Question: "What can we learn from God redeeming Israel from the house of bondage (Deuteronomy 13:5)?"

Answer: The term house of bondage (NKJV) or house of slavery (NIV) is used often in the Old Testament to refer to Israel’s time of slavery in Egypt at the hand of Pharoah (Exodus 20:2; Jeremiah 34:13; Micah 6:4). When we explore passages about God redeeming Israel from the house of bondage, a few key points about the nature of God and His love for His people jump out: “Because the LORD loves you, and because He would keep the oath which He swore to your fathers, the LORD has brought you out with a mighty hand, and redeemed you from the house of bondage, from the hand of Pharaoh king of Egypt” (Deuteronomy 7:8).

In Deuteronomy 7, Israel is on the brink of entering the Promised Land. Moses explains that God’s people are meant to be “a people holy to the LORD your God. The LORD your God has chosen you out of all the peoples on the face of the earth to be his people, his treasured possession” (Deuteronomy 7:6). God did not choose Israel because they were mighty in numbers (Deuteronomy 7:7), but simply because He loved them. His decision was not based on any quality or distinction of the people but entirely on His own will.

The same is true in our relationship with God, which is not dependent on what we do or deserve, but on God’s love and grace alone: “For he chose us in him before the creation of the world to be holy and blameless in his sight. In love he predestined us for adoption to sonship through Jesus Christ, in accordance with his pleasure and will—to the praise of his glorious grace, which he has freely given us in the One he loves” (Ephesians 1:4–6; see also Ephesians 2:8).

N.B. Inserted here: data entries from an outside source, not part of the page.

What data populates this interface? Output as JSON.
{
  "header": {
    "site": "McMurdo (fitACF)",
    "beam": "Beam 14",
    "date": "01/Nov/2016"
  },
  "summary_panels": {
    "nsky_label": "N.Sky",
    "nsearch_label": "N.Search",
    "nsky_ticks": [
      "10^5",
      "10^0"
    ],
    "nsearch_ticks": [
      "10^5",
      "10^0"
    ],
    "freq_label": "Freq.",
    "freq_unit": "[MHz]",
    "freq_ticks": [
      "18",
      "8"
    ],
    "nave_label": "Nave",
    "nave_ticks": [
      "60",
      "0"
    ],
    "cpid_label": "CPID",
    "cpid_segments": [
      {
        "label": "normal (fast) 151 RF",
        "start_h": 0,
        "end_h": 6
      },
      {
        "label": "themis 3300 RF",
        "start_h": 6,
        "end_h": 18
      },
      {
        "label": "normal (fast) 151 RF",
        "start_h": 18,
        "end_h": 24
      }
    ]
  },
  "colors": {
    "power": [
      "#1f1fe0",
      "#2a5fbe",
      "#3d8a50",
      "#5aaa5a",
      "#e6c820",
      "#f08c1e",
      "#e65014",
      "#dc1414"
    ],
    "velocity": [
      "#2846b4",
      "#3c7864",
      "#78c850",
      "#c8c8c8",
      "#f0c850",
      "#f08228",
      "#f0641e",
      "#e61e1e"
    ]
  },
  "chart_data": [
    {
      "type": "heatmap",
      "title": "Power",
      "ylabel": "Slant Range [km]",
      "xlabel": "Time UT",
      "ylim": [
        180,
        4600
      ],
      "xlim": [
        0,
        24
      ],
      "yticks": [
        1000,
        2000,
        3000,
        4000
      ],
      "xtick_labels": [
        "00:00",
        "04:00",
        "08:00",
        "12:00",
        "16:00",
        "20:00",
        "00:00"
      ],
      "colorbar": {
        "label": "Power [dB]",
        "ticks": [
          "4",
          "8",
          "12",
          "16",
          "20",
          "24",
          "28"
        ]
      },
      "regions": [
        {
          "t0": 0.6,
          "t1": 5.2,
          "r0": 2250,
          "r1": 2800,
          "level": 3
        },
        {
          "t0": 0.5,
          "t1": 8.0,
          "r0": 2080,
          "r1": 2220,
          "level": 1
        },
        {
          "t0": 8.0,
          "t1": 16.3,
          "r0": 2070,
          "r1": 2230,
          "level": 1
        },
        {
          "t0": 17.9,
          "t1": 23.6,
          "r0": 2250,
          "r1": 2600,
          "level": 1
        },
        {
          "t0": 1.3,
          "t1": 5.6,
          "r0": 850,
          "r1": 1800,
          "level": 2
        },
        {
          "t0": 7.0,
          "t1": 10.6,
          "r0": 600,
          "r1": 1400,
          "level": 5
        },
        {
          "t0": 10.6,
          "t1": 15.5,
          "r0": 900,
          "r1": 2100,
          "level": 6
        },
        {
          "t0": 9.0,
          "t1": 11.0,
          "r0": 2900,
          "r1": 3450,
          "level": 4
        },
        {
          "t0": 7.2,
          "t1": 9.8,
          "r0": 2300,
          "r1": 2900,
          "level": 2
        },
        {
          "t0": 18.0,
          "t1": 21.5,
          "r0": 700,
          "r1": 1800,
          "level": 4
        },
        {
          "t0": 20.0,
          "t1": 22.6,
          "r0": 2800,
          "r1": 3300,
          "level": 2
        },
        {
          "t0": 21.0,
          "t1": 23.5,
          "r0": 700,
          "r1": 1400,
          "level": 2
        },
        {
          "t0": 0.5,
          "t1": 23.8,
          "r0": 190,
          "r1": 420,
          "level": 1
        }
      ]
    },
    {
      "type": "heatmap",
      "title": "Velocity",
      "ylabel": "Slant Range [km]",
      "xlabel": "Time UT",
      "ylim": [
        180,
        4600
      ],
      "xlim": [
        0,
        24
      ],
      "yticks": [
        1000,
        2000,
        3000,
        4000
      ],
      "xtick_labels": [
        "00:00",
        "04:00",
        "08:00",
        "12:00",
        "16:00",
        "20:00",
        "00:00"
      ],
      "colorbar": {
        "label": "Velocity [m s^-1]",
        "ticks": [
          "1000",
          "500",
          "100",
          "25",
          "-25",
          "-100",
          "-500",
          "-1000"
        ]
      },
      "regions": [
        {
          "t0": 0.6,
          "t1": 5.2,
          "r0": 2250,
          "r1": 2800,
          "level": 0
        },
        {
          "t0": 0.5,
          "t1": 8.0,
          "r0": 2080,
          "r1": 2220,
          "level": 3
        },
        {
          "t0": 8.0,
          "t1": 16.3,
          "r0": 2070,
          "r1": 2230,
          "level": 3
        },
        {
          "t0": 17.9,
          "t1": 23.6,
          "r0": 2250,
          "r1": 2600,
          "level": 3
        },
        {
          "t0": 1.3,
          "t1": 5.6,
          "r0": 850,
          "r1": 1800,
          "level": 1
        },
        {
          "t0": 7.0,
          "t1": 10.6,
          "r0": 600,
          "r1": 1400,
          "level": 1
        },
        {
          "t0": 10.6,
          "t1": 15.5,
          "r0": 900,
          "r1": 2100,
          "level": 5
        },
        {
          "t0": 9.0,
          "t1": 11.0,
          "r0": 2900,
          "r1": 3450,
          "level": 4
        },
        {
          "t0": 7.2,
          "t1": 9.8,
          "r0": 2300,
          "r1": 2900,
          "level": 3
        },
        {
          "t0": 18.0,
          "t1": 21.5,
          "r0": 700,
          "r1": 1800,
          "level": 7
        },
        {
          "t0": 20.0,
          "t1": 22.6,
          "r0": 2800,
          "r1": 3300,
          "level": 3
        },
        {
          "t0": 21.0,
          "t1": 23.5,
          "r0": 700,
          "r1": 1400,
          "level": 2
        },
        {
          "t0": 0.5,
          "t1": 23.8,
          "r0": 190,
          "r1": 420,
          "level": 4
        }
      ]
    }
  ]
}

God’s nature is love (1 John 4:7–21). God set His love on Israel, and because He loved them, He delivered them out of Egypt, redeeming them from a life of slavery “with a mighty hand” (Deuteronomy 26:8). When God saves us, He powerfully delivers us from a life of bondage to sin (Romans 6:6, 18; John 8:36).

God wants us to remember that, although we were once slaves to sin, He has set us free: “Beware, lest you forget the LORD who brought you out of the land of Egypt, from the house of bondage” (Deuteronomy 6:12, NKJV). Israel was not to forget that the Lord had redeemed them, and neither should we. We are now free, but that freedom came at a high price—the sacrifice of Christ’s life on the cross (Mark 10:45).

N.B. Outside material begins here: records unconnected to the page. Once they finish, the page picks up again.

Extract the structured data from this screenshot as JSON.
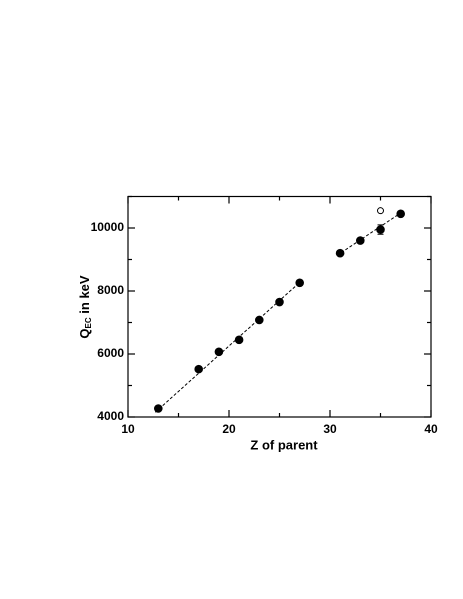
{
  "chart_data": {
    "type": "scatter",
    "x_label": "Z of parent",
    "y_label": {
      "main": "Q",
      "sub": "EC",
      "rest": " in keV"
    },
    "xlim": [
      10,
      40
    ],
    "xticks": [
      10,
      20,
      30,
      40
    ],
    "xminor": [
      15,
      25,
      35
    ],
    "ylim": [
      4000,
      11000
    ],
    "yticks": [
      4000,
      6000,
      8000,
      10000
    ],
    "yminor": [
      5000,
      7000,
      9000,
      11000
    ],
    "series": [
      {
        "marker": "filled",
        "color": "#000000",
        "x": [
          13,
          17,
          19,
          21,
          23,
          25,
          27,
          31,
          33,
          35,
          37
        ],
        "values": [
          4270,
          5520,
          6070,
          6450,
          7080,
          7650,
          8260,
          9200,
          9600,
          9950,
          10450
        ],
        "errors": [
          null,
          null,
          null,
          null,
          null,
          null,
          null,
          null,
          null,
          150,
          null
        ]
      },
      {
        "marker": "open",
        "color": "#000000",
        "x": [
          35
        ],
        "values": [
          10550
        ]
      }
    ],
    "fits": [
      {
        "color": "#000000",
        "x": [
          12.7,
          27.2
        ],
        "values": [
          4150,
          8330
        ]
      },
      {
        "color": "#000000",
        "x": [
          30.7,
          37.3
        ],
        "values": [
          9130,
          10540
        ]
      }
    ]
  }
}
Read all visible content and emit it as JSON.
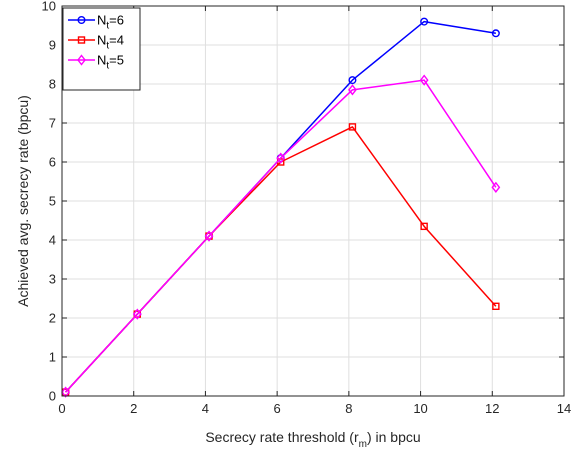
{
  "chart_data": {
    "type": "line",
    "xlabel_main": "Secrecy rate threshold (r",
    "xlabel_sub": "m",
    "xlabel_tail": ") in bpcu",
    "ylabel": "Achieved avg. secrecy rate (bpcu)",
    "xlim": [
      0,
      14
    ],
    "ylim": [
      0,
      10
    ],
    "xticks": [
      "0",
      "2",
      "4",
      "6",
      "8",
      "10",
      "12",
      "14"
    ],
    "yticks": [
      "0",
      "1",
      "2",
      "3",
      "4",
      "5",
      "6",
      "7",
      "8",
      "9",
      "10"
    ],
    "grid": true,
    "legend_position": "top-left",
    "series": [
      {
        "name_main": "N",
        "name_sub": "t",
        "name_tail": "=6",
        "color": "#0000ff",
        "marker": "circle",
        "x": [
          0.1,
          2.1,
          4.1,
          6.1,
          8.1,
          10.1,
          12.1
        ],
        "y": [
          0.1,
          2.1,
          4.1,
          6.1,
          8.1,
          9.6,
          9.3
        ]
      },
      {
        "name_main": "N",
        "name_sub": "t",
        "name_tail": "=4",
        "color": "#ff0000",
        "marker": "square",
        "x": [
          0.1,
          2.1,
          4.1,
          6.1,
          8.1,
          10.1,
          12.1
        ],
        "y": [
          0.1,
          2.1,
          4.1,
          6.0,
          6.9,
          4.35,
          2.3
        ]
      },
      {
        "name_main": "N",
        "name_sub": "t",
        "name_tail": "=5",
        "color": "#ff00ff",
        "marker": "diamond",
        "x": [
          0.1,
          2.1,
          4.1,
          6.1,
          8.1,
          10.1,
          12.1
        ],
        "y": [
          0.1,
          2.1,
          4.1,
          6.1,
          7.85,
          8.1,
          5.35
        ]
      }
    ]
  }
}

Just as the blood of the first Passover lamb saved Israel from the Destroyer (Exodus 12:12–13), Jesus Christ became our consummate Passover Lamb: “For you know that it was not with perishable things such as silver or gold that you were redeemed from the empty way of life handed down to you from your ancestors, but with the precious blood of Christ, a lamb without blemish or defect” (1 Peter 1:18–19; see also 1 Corinthians 5:7).

God’s love is tied to His oath. He is faithful to love us to the end, and He desires that we love Him in the same way, keeping His commands (Deuteronomy 7:9) and purging evil from among us (Deuteronomy 13:5). The apostle Paul explained, “It is for freedom that Christ has set us free. Stand firm, then, and do not let yourselves be burdened again by a yoke of slavery” (Galatians 5:1). Peter urged Christians, “Therefore, rid yourselves of all malice and all deceit, hypocrisy, envy, and slander of every kind. Like newborn babies, crave pure spiritual milk, so that by it you may grow up in your salvation, now that you have tasted that the Lord is good” (1 Peter 2:1–3).

The Lord redeemed Israel from “the house of bondage” just as He frees believers today from the sin and darkness of their past (Ephesians 5:1–27; 1 Peter 1:13–23). We are His “chosen people, a royal priesthood, a holy nation, God’s special possession.” Propelled by love, God rescues us for His good purpose and sets us apart to “declare the praises of him who called you out of darkness into his wonderful light. Once you were not a people, but now you are the people of God; once you had not received mercy, but now you have received mercy” (1 Peter 2:9–10). Being redeemed from the house of bondage, we “keep away from worldly desires that wage war against [our] very souls” (1 Peter 2:11–12, NLT).